The memorandum of understanding (MoU) for the merger of Parti Keadilan Nasional and Parti Rakyat Malaysia (PRM) which will be sealed tomorrow will include details on leadership transition to avoid any power struggle in the new party.
The merger will pave the way for the formation of a new party which will be called Parti Keadilan Rakyat or its shorter version Keadilan.
Keadilan secretary-general Sahri Bahri (photo) told malaysiakini that he did not foresee any power struggle as the MoU has stated clearly that all major decisions by the transitional leadership will be made by consensus.
He said nobody should speculate on the party leadership as it will only damage the spirit of the MoU which symbolises the political commitment of both parties to merge as they share a lot of similarities in terms of idealism, vision and struggle.
"We are of the view that we will begin this new chapter on an equal footing," he said in a telephone interview.
Sahri also said the undertakings in the MoU will take effect after Keadilan obtains two-third majority from its delegates during the coming extraordinary general meeting (EGM) scheduled for October this year.
"The EGM will amend the party's constitution to enable the establishment of the new party. We will submit an application to the Registrar of Societies (ROS).
"While waiting for ROS' approval, the transition period will make room for assimilation of both parties. Once the approval is obtained than the constitution will take its due process which may include an open party election," he said.
Like a marriage
Echoing a similar view, PRM vice-president R Sivarasa (photo) is also confident that there will be no power struggle in the new party.
"A merger is like a marriage. In a marriage, there will be attractions and risks and both sides appreciate them. The most important thing is that we are both committed in the re-arrangement that will take place.
"We understand that a new party will mean that some leaders on either side will no longer play a role while some will proceed to play their roles. So leadership will be a matter of give and take," he told malaysiakini .
Keadilan supreme council member Khalid Jaafar said the MoU has ironed out whatever disagreements faced during the early stage of the merger proposal and expressed his confidence that the merger will get full support in the EGM.
"I don't think there will be any strong objection against the merger because the MoU is very clear on all the issues concerned like logo, party policies and all disagreements have been settled," he said.
He said the delegations will definitely see the positive impact of the merger as there will be an additional force to ensure the success of their struggles.
When asked of the changes, he said the new party will bear Keadilan's present logo with the addition of red stripes on both sides of the logo.
"The structure of the supreme council will consist of a total of 60 persons which include the president, deputy president, seven vice-presidents including youth and women chiefs, secretary-general and four assistant secretary-generals," he said.
The party leadership transition process will start with meetings between the two presidents on the composition of its supreme council and any decision will be submitted to their respective political bureaus who will then refer to the delegates before any party election is conducted.
Wan Azizah as president
Asked if this means there is uncertainty on the identity of the leader, Khalid said: "In theory we don't know who will be the president of the new party.
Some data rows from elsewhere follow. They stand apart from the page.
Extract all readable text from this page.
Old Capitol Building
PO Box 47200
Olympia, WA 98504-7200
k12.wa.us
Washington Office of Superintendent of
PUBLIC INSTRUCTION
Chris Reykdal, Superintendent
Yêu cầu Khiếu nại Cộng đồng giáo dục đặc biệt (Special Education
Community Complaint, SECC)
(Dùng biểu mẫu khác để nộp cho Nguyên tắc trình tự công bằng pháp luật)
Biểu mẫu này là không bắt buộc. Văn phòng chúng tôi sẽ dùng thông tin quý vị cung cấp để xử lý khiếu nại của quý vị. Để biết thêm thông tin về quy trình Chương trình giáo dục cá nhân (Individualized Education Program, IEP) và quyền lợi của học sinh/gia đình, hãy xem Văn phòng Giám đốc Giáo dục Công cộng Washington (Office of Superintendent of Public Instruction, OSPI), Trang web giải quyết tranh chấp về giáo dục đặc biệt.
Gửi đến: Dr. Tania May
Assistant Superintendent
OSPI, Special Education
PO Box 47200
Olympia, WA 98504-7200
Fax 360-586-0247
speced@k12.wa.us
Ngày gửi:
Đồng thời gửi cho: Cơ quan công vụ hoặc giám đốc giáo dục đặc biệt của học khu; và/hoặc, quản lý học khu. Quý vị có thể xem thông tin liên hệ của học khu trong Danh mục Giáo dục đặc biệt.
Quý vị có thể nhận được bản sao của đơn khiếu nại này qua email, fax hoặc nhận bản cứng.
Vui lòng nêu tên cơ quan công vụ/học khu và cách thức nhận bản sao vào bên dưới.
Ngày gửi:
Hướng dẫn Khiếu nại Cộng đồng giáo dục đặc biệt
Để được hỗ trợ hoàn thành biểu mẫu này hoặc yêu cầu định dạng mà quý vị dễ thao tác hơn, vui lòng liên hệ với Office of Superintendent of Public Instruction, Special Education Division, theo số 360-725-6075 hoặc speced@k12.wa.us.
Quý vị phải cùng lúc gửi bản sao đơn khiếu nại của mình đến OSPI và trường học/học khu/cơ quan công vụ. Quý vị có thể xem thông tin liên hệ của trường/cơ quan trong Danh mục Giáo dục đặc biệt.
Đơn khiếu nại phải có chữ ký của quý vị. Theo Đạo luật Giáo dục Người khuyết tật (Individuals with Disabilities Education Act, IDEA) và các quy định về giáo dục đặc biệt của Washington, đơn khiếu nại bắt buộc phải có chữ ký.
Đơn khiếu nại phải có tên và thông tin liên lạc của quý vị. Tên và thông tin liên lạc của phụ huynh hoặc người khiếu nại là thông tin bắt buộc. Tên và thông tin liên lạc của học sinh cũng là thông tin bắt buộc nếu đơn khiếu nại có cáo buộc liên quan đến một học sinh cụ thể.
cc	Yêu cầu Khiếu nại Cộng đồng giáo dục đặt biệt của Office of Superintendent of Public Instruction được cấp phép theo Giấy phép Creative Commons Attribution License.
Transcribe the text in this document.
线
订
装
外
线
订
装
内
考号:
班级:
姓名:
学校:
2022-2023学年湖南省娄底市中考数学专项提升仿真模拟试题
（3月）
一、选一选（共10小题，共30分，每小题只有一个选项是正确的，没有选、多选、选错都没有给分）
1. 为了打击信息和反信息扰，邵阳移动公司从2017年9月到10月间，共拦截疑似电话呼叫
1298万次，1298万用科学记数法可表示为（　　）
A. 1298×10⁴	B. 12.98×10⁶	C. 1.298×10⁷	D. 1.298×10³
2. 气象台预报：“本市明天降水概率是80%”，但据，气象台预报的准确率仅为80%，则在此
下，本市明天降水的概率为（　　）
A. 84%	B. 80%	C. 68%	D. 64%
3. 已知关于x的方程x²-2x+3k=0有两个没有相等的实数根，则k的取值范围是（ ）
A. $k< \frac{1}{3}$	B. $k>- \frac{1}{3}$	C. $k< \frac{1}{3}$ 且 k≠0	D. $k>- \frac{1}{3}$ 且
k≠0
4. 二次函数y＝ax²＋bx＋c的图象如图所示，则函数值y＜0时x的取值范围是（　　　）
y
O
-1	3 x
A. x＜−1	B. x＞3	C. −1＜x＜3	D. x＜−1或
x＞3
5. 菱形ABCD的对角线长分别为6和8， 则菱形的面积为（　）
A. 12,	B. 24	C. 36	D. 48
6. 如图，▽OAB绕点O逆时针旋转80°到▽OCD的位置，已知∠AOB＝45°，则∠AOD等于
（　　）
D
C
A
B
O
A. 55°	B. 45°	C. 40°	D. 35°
But in de facto , it is understood that Dr Wan Azizah Wan Ismail (photo) will remain as the president."
He said that this was his personal view, adding that he does not expect his colleagues in PRM to be interested in contesting or challenging Wan Azizah.
Khalid was also confident that there will be no power struggle in the election of the top posts in the new party.
Meanwhile, PRM president Dr Syed Husin Ali and Dr Wan Azizah Ismail said the MOU will facilitate the merger process and they are both satisfied that most of differences raised earlier have been settled.